The Competitive Landscape
The InfoComm keynote doesn’t exist in a vacuum. Zoom Rooms has been aggressively pushing its own AI Companion, and Google’s Gemini for Workspace is creeping into meeting hardware through ChromeOS‑based devices. Microsoft’s differentiation is the depth of the Graph—the data graph that connects emails, chats, calendars, and documents. A Teams Rooms agent doesn’t just transcribe; it understands context from the three‑email thread that preceded the meeting and the PowerPoint deck shared two days earlier. That context makes the agent’s suggestions genuinely useful rather than a novelty.
But the real test will be execution. The AV industry is notoriously slow to refresh hardware cycles; many conference rooms still run early‑generation Teams devices with underwhelming processors. Microsoft will need to show a clear migration path that doesn’t leave those rooms behind. The keynote may tease a “Teams Rooms Essentials” agent plan that delivers a subset of AI features to older hardware via cloud processing, while full on‑device agents remain exclusive to certified, AI‑ready systems.

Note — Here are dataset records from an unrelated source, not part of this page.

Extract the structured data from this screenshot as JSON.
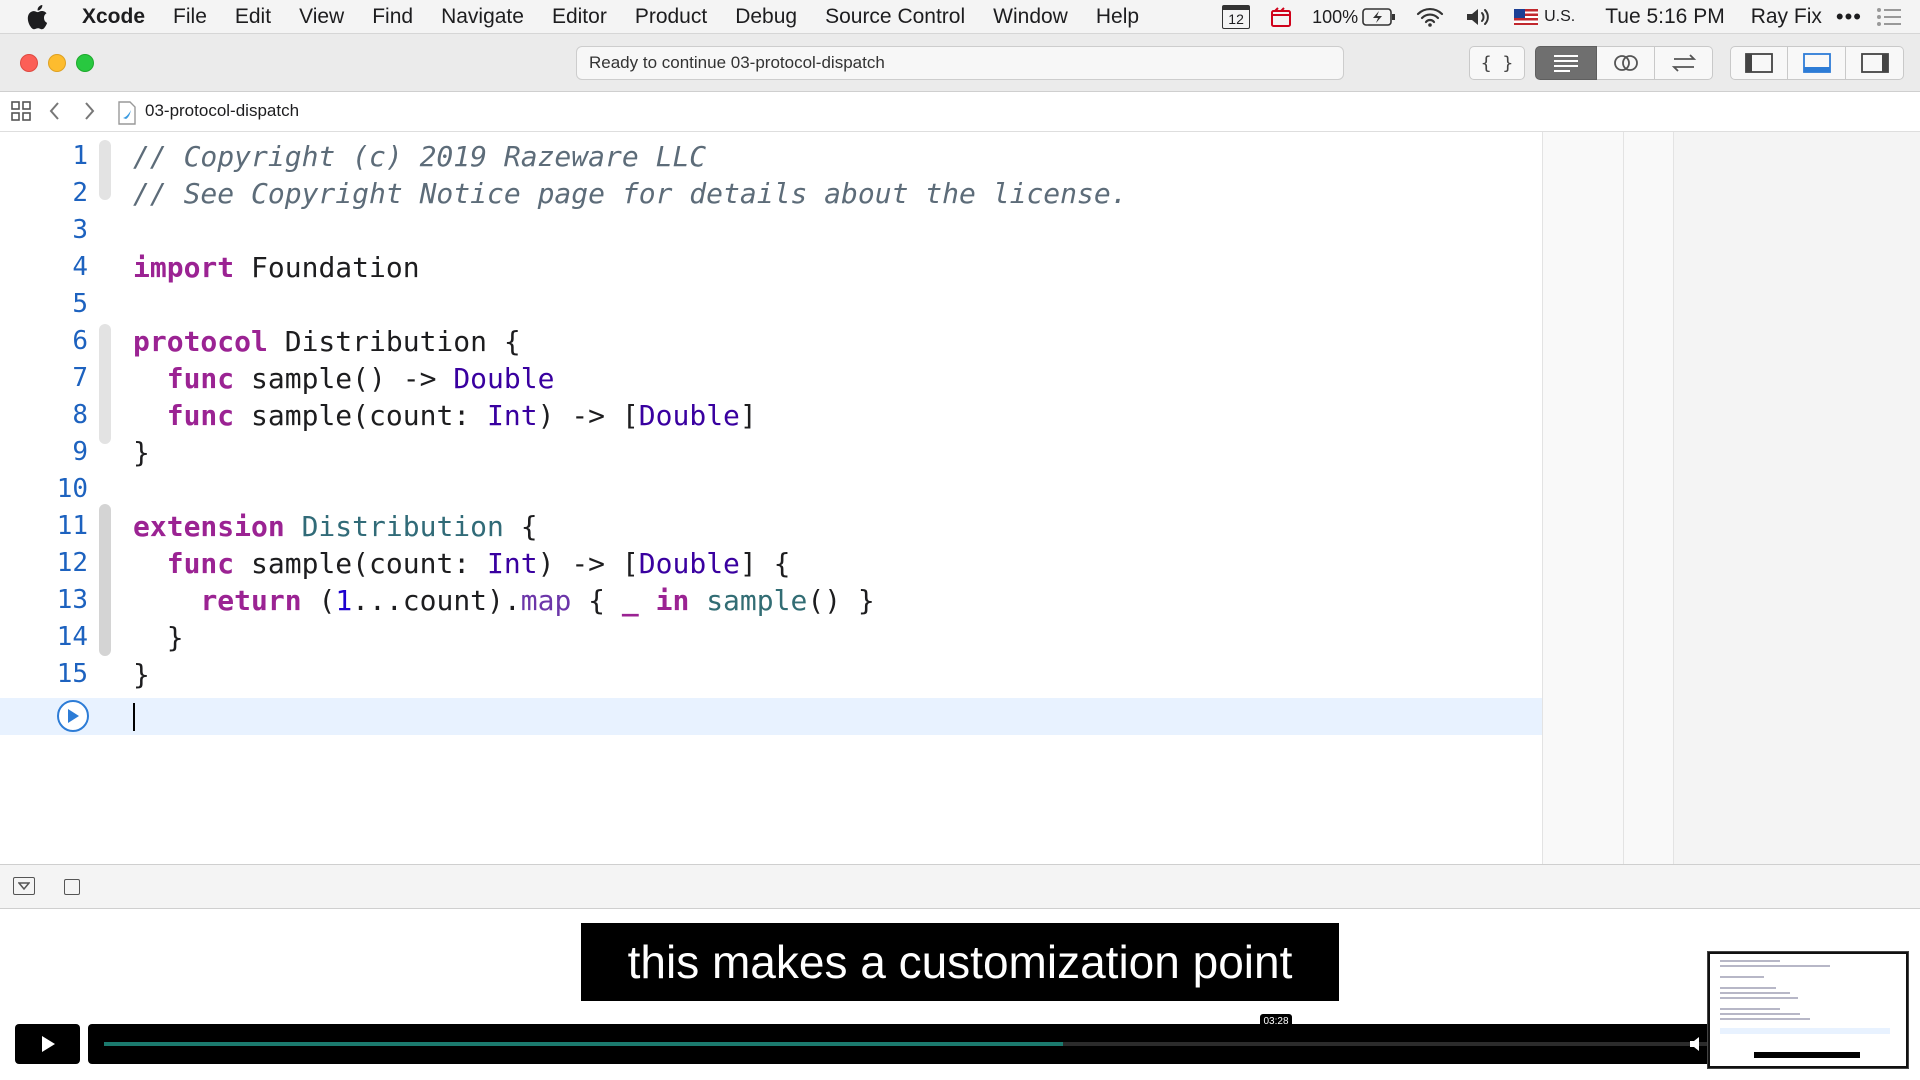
{
  "menubar": {
    "app_name": "Xcode",
    "items": [
      "File",
      "Edit",
      "View",
      "Find",
      "Navigate",
      "Editor",
      "Product",
      "Debug",
      "Source Control",
      "Window",
      "Help"
    ],
    "calendar_day": "12",
    "battery": "100%",
    "input_source": "U.S.",
    "clock": "Tue 5:16 PM",
    "user": "Ray Fix",
    "more": "•••"
  },
  "toolbar": {
    "activity_status": "Ready to continue 03-protocol-dispatch"
  },
  "jumpbar": {
    "file_name": "03-protocol-dispatch"
  },
  "editor": {
    "line_numbers": [
      "1",
      "2",
      "3",
      "4",
      "5",
      "6",
      "7",
      "8",
      "9",
      "10",
      "11",
      "12",
      "13",
      "14",
      "15"
    ],
    "lines": [
      {
        "tokens": [
          {
            "t": "// Copyright (c) 2019 Razeware LLC",
            "c": "com"
          }
        ]
      },
      {
        "tokens": [
          {
            "t": "// See Copyright Notice page for details about the license.",
            "c": "com"
          }
        ]
      },
      {
        "tokens": []
      },
      {
        "tokens": [
          {
            "t": "import",
            "c": "kw"
          },
          {
            "t": " Foundation",
            "c": ""
          }
        ]
      },
      {
        "tokens": []
      },
      {
        "tokens": [
          {
            "t": "protocol",
            "c": "kw"
          },
          {
            "t": " Distribution {",
            "c": ""
          }
        ]
      },
      {
        "tokens": [
          {
            "t": "  ",
            "c": ""
          },
          {
            "t": "func",
            "c": "kw"
          },
          {
            "t": " sample() -> ",
            "c": ""
          },
          {
            "t": "Double",
            "c": "type"
          }
        ]
      },
      {
        "tokens": [
          {
            "t": "  ",
            "c": ""
          },
          {
            "t": "func",
            "c": "kw"
          },
          {
            "t": " sample(count: ",
            "c": ""
          },
          {
            "t": "Int",
            "c": "type"
          },
          {
            "t": ") -> [",
            "c": ""
          },
          {
            "t": "Double",
            "c": "type"
          },
          {
            "t": "]",
            "c": ""
          }
        ]
      },
      {
        "tokens": [
          {
            "t": "}",
            "c": ""
          }
        ]
      },
      {
        "tokens": []
      },
      {
        "tokens": [
          {
            "t": "extension",
            "c": "kw"
          },
          {
            "t": " ",
            "c": ""
          },
          {
            "t": "Distribution",
            "c": "proto"
          },
          {
            "t": " {",
            "c": ""
          }
        ]
      },
      {
        "tokens": [
          {
            "t": "  ",
            "c": ""
          },
          {
            "t": "func",
            "c": "kw"
          },
          {
            "t": " sample(count: ",
            "c": ""
          },
          {
            "t": "Int",
            "c": "type"
          },
          {
            "t": ") -> [",
            "c": ""
          },
          {
            "t": "Double",
            "c": "type"
          },
          {
            "t": "] {",
            "c": ""
          }
        ]
      },
      {
        "tokens": [
          {
            "t": "    ",
            "c": ""
          },
          {
            "t": "return",
            "c": "kw"
          },
          {
            "t": " (",
            "c": ""
          },
          {
            "t": "1",
            "c": "num"
          },
          {
            "t": "...count).",
            "c": ""
          },
          {
            "t": "map",
            "c": "meth"
          },
          {
            "t": " { ",
            "c": ""
          },
          {
            "t": "_",
            "c": "kw"
          },
          {
            "t": " ",
            "c": ""
          },
          {
            "t": "in",
            "c": "kw"
          },
          {
            "t": " ",
            "c": ""
          },
          {
            "t": "sample",
            "c": "call"
          },
          {
            "t": "() }",
            "c": ""
          }
        ]
      },
      {
        "tokens": [
          {
            "t": "  }",
            "c": ""
          }
        ]
      },
      {
        "tokens": [
          {
            "t": "}",
            "c": ""
          }
        ]
      }
    ]
  },
  "video": {
    "subtitle": "this makes a customization point",
    "time_tooltip": "03:28",
    "progress_fraction": 0.564
  },
  "colors": {
    "keyword": "#9b2393",
    "type": "#3900a0",
    "comment": "#5d6c79",
    "line_number": "#1d62bf",
    "current_line": "#e8f2ff"
  }
}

Practical Impact for Windows Enthusiasts and IT Pros
For Windows‑focused IT professionals, this keynote reinforces the centrality of the Windows platform. Teams Rooms on Windows remains the premium experience, and Microsoft’s AI roadmap ties closely to Windows 11’s evolving AI stack. Expect to hear how the same WinML APIs and the Windows Copilot Runtime that power AI experiences on the desktop are being extended to room devices. This convergence means that skills learned managing Windows endpoints translate directly to managing AI‑enabled meeting spaces.

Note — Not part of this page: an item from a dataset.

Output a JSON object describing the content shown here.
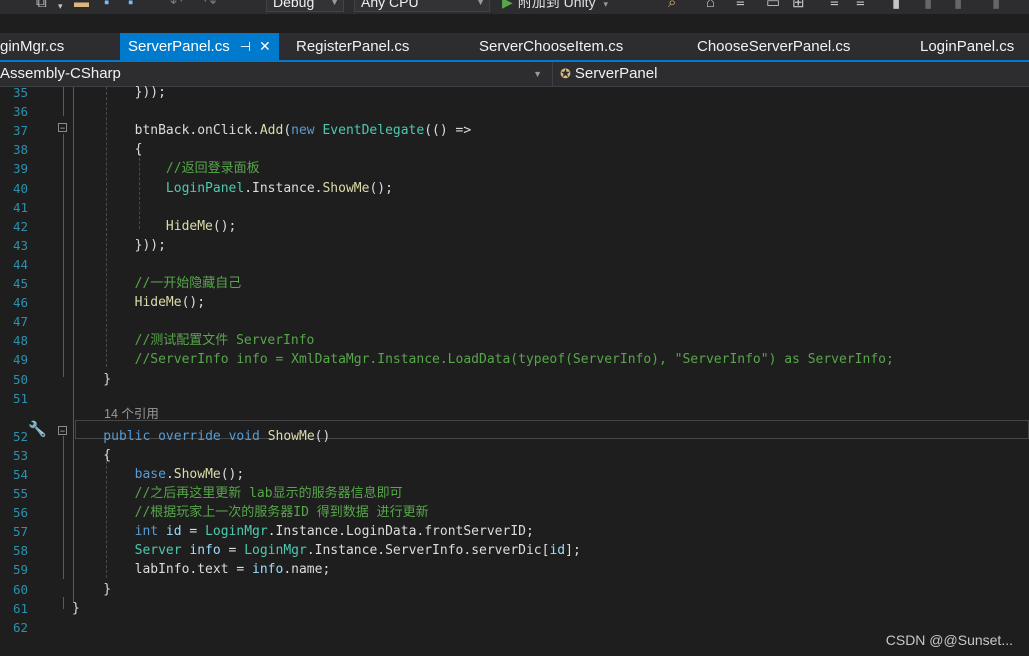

Developers will also get a nod. The Teams Rooms developer platform, which allows third‑party apps to run on room consoles, is expanding. Bukshteyn’s team has been working on a SDK that lets ISVs build meeting‑agent extensions—custom agents that, say, can connect to a proprietary CRM and surface customer insights during sales calls. This opens a new app ecosystem for the meeting room, one that could be as lucrative as mobile apps were fifteen years ago.
Looking Ahead
The keynote will likely close with a road‑map tease: features rolling out in waves through late 2026 and into 2027. The most ambitious piece—fully autonomous agents that can not only summarize but also proactively schedule, negotiate, and execute follow‑up actions—remains on the horizon, but the building blocks are shipping now. For the 40,000 attendees of InfoComm, Bukshteyn’s central thesis will be hard to miss: if you’re not thinking of your meeting spaces as AI endpoints, you’re already behind.
Microsoft is betting that Teams Rooms can become the operating system for the physical workplace, just as Windows became the OS for the personal computer. The hardware, the software, and the cloud intelligence are finally aligned. The stage is set for June 17 at 1:30 p.m. to see if Bukshteyn can convince the industry that the smart room era has truly arrived.